Gaby Sanchez needed a splash of water from Triple-A. Hopefully, he is ready to return to the majors and contribute. Mandatory Credit: Christopher Hanewinckel-US PRESSWIRE
As you saw yesterday afternoon, Gaby Sanchez has returned to the Miami Marlins after a decently long stint in Triple-A. The Fish initially demoted him to work on his swing, as he started his season hitting .197/.244/.295 (.237 wOBA). Presumably, Sanchez did work a little on his hitting while he was down in Triple-A for three weeks, but he certainly did not reveal much about the specifics.
"I figured out a couple little things, nothing too major," Sanchez said. "Just going down there and playing and getting repetition and playing. That's it."
It actually makes sense that there was not much to add to his game. Sanchez, at 28 years of age, is more or less as complete a product as he is ever going to be. The team really just wanted to see him succeed in the minors to possibly see if he could return to the bigs to help the team. But there are a few things he could do better from his early 2012 start.Plate Approach
Last season, Sanchez got more patient and earned himself more walks, which helped to compensate for a slight decrease in BABIP and power. But this year a few differences showed up in the numbers.

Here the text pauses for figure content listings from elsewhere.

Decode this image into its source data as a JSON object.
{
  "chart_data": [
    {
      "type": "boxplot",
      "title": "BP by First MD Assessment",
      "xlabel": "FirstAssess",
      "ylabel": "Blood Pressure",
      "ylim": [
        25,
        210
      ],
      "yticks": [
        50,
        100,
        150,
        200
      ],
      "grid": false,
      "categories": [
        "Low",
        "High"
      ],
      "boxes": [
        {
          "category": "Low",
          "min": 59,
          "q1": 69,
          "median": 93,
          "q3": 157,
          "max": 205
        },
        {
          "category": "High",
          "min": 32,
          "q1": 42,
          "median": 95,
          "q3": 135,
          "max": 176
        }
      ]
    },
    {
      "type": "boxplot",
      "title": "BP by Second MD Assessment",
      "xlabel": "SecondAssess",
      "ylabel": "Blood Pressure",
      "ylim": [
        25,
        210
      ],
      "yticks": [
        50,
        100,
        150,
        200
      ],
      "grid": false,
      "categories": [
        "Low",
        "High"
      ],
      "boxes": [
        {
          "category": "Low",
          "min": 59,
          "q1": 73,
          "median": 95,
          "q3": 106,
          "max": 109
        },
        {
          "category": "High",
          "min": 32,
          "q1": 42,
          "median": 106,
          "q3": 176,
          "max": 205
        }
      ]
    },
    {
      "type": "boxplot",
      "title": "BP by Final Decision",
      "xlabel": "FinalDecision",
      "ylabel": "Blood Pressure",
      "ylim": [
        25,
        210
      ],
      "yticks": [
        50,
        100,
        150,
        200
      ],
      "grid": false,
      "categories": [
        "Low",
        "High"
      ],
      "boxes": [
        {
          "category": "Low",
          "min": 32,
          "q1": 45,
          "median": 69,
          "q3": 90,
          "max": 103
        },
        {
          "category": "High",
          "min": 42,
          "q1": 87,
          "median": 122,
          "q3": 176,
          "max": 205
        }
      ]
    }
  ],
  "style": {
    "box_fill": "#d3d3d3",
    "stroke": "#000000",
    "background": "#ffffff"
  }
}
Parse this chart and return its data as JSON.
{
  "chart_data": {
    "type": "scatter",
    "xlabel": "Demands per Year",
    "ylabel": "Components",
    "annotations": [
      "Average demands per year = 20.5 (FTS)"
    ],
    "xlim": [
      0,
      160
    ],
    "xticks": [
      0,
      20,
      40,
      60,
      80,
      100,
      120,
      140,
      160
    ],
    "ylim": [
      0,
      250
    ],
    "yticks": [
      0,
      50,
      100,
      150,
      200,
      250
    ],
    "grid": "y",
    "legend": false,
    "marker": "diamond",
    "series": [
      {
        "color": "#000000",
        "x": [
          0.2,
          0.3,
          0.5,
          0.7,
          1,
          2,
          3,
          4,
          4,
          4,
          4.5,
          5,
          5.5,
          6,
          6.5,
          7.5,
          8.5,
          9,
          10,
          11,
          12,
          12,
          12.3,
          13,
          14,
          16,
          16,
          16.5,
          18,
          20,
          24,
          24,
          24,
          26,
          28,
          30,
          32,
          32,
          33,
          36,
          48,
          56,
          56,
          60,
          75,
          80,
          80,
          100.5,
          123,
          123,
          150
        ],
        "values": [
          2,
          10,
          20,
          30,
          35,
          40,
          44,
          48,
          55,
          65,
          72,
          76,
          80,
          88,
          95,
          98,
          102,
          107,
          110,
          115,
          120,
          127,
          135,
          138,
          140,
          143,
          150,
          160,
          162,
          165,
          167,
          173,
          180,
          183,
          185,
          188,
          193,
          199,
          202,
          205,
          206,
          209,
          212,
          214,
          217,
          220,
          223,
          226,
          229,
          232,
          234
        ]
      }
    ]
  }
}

The problem so far this season is that Sanchez's selectivity that he has shown in his career has fallen off a little bit. He has swung at a few more pitches outside the zone and few less inside the zone, which is not a very good trade-off. He also has made less contact in the zone and more out of it, so that his overall contact and swing rates are not changed drastically. Of course, contact in the zone is likely to yield better results, and that may have something to do with why Sanchez is popping up balls so often; in 2012, his infield fly ball rate is up to 17.6 percent of his fly balls as opposed to a career 10 percent rate.
The good news is that Sanchez's Triple-A work at least shows a modicum of the patience we are expecting from a polished hitter. Sanchez hit .310/.494/.483 in 79 Triple-A PA, and the important number there is the .494 OBP. Sanchez drew 16 walks in those 79 trips to the plate, translating into a walk rate of 20.3 percent. He only struck out in 13.9 percent of those PA (11 strikeouts), so he at least was able to handle pitches from Triple-A starters. Obviously the level of competition is much higher in the big leagues, but hopefully Sanchez has worked out some of the kinks in his approach and he can get back to at least being a hitter slightly better than league average in 2012.
How well Sanchez does this season may affect his future with the team, as it seems the Fish are now ready to admit that Logan Morrison is better served at first base. If Sanchez cannot improve on this season, it seems difficult to imagine the team keeping him along as he heads into his first arbitration year. If his struggles continue, the team will have a difficult decision heading into next season regarding finding value for Sanchez to accommodate a move for Morrison.